Per garantire “la spesa” alla nostra comunità ci siamo rivolti ad un Supermercato di Ostuni che provvede all’approvvigionamento a domicilio 2 volte a settimana. Non stanno mancando, anche in questo particolare momento, gesti di solidarietà da parte della comunità ostunese.

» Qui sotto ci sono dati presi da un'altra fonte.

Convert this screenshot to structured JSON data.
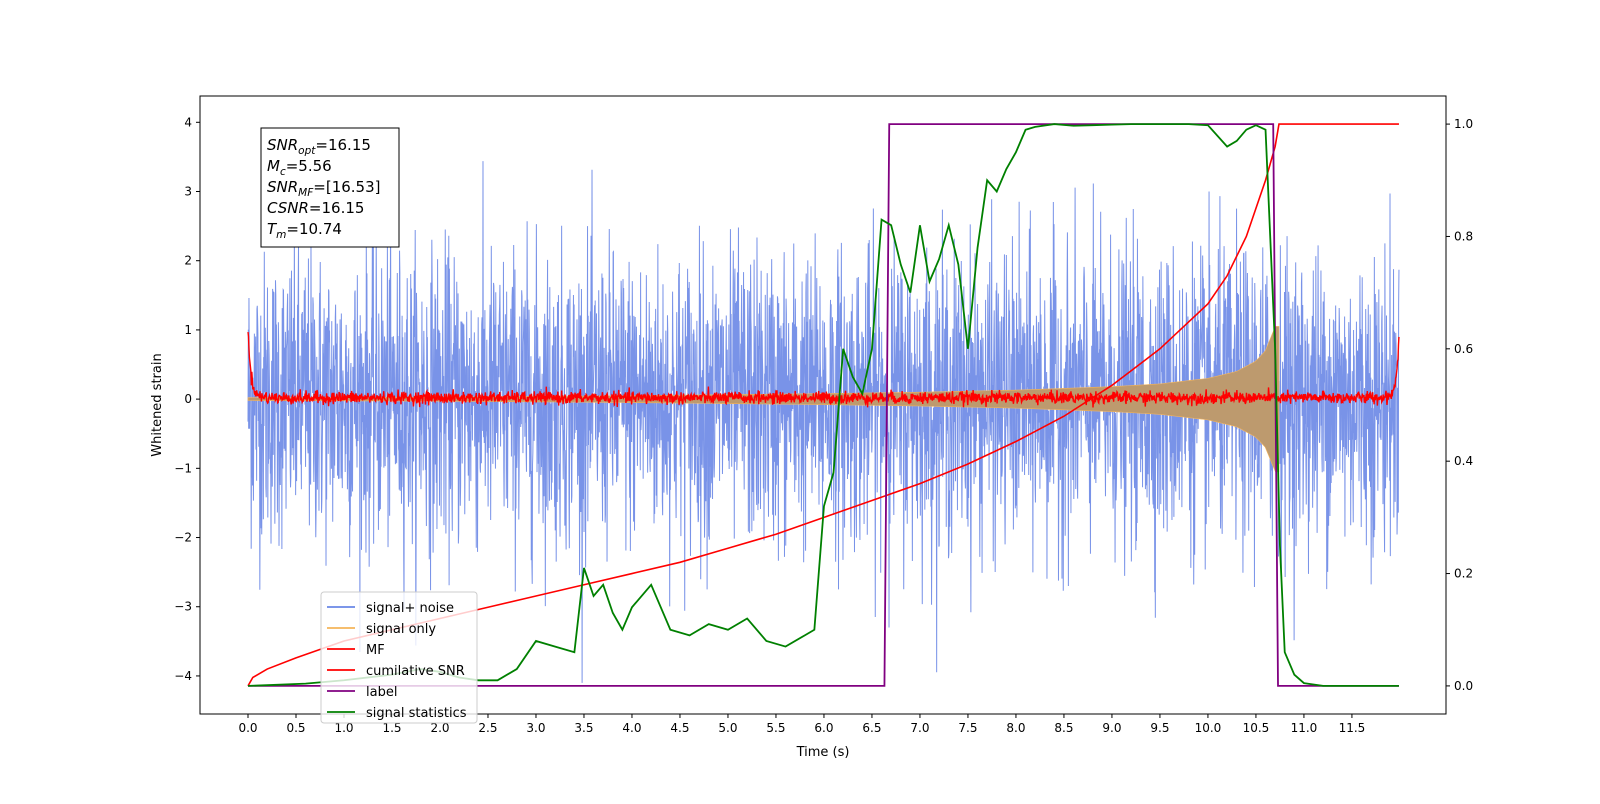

Anche la Associazione Internazionale e Nazionale SOS Villaggi dei Bambini non stanno facendo mancare il loro sostegno. Voglio anche esprimere un grande ringraziamento a tutto il personale del Villaggio che già normalmente svolge la propria attività con straordinaria passione: sta reagendo con un senso di responsabilità e con un impegno quasi stoico per permettere ai nostri ragazzi di vivere nella maggiore serenità possibile queste giornate”.